Most growers on both sides of the border did get their soybeans, corn, wheat and other crops harvested in 2019, but a large portion of the harvest was delayed until the soil froze in November, when fields were firm enough to support equipment.

A harvest season with 200 mm of rain is a rarity in the northern U.S. Plains and Canadian Prairies, but extreme weather events may be the new normal.

“We have encountered drought and excess moisture in the same farming year,” Bill Campbell, a farmer from Minto, Man, wrote in a letter to Prime Minister Justin Trudeau in November.

“We are looking for federal leadership to ensure that our operations remain sustainable so that we can continue to be an economic driver in this country.”

If droughts or floods cut more deeply into crop production, agriculture will struggle to be an economic driver.

For instance, potato growers in Manitoba and North Dakota took a massive hit because of horribly wet conditions this fall. An estimated $100 million worth of potatoes could not be harvested.

The solution to such losses might be found in three letters: CTD.

“Controlled (tile) drainage is the use of one or more flow restricting devices (stop logs, risers, gates, and valves) placed inline with the tile drainage pipes, allowing the water level in the field to be artificially set,” the Prairie Agricultural Machinery Institute wrote in a 2018 paper.

Parts of the Prairies have too much water in the spring and too little in the summer months. Controlled drainage is a way to store water in the field, making it available when needed or removed when needed.

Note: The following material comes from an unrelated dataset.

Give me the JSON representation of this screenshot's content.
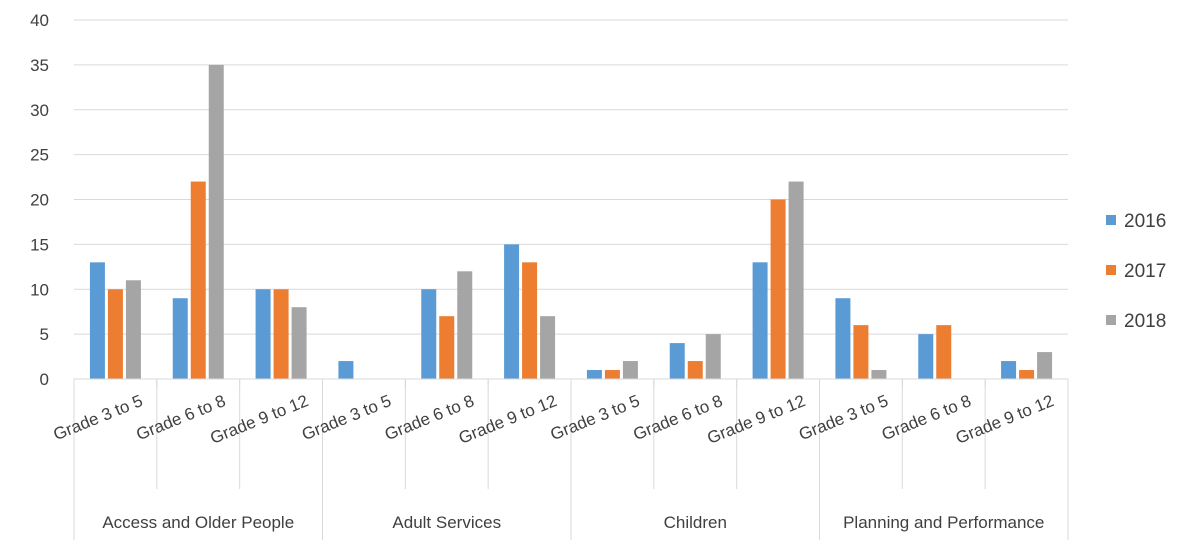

Research from Ontario and the United States suggests CTD increases corn and soybean yields by three to 11 percent.

Such yield gains are dependent on weather, but there’s little doubt that CTD reduces the year-to-year variation in yield.

“As such, CTD should be considered a risk mitigation practice that can help protect producers from crop losses and could potentially stabilize yields over the long term,” said a 2017 research paper from the Ontario Soil and Crop Improvement Association.

The added benefit is it reduces the outflow of nitrogen and phosphorus from agricultural land.

“Improvement in water quality is considered a public benefit attributed to CTD,” said the Ontario paper.

“The public benefits associated with CTD retrofits may justify public investment (in CTD).”

There are financial benefits for producers and environmental benefits for the public, but few Canadian farmers have fields with CTD.

The Manitoba government is trying to change that, at least in a small way.

Under its Ag Action program, CTD qualifies as a beneficial management practice and is eligible for taxpayer support.

If a farmer completes an environmental farm plan, the province will share the cost of installing control structures for a tile drainage system to a maximum of $50,000.

A provincial government official who spoke off the record said the budget of the entire Ag Action program is in the millions of dollars rather than tens of millions or hundreds of millions of dollars.

“It’s missing a couple of zeros.”

In other words, the financial incentive will encourage a few producers to adopt CTD, but not hundreds of producers.

Installing tile drainage costs about $600 to $900 per acre. The additional cost of CTD depends upon the number of control structures per field.

If the federal government was willing to kick in more cash, much more, over the next few decades, it might be possible to have millions of acres with CTD in Western Canada.

In the meantime, producers may have noticed that their neighbour, who has tile-drained land, had more success in 2019.

Tile helped with excess moisture this fall, but it also helps in the spring.

“They could get (on fields) in spring a week or 10 days earlier on the pieces that were tiled,” said Sandi Loewen of K & S Tile in Altona, Man.

“This year that made a big difference with harvest.”

Investing in CTD does require a change in farming philosophy, Loewen said.

For decades, prairie farmers have focused on getting bigger — more acres and more bushels. CTD is about investing in an existing land base.

“It’s a whole new mentality,” she said. “How can we become more efficient with the land that we have and also create that sustainability.”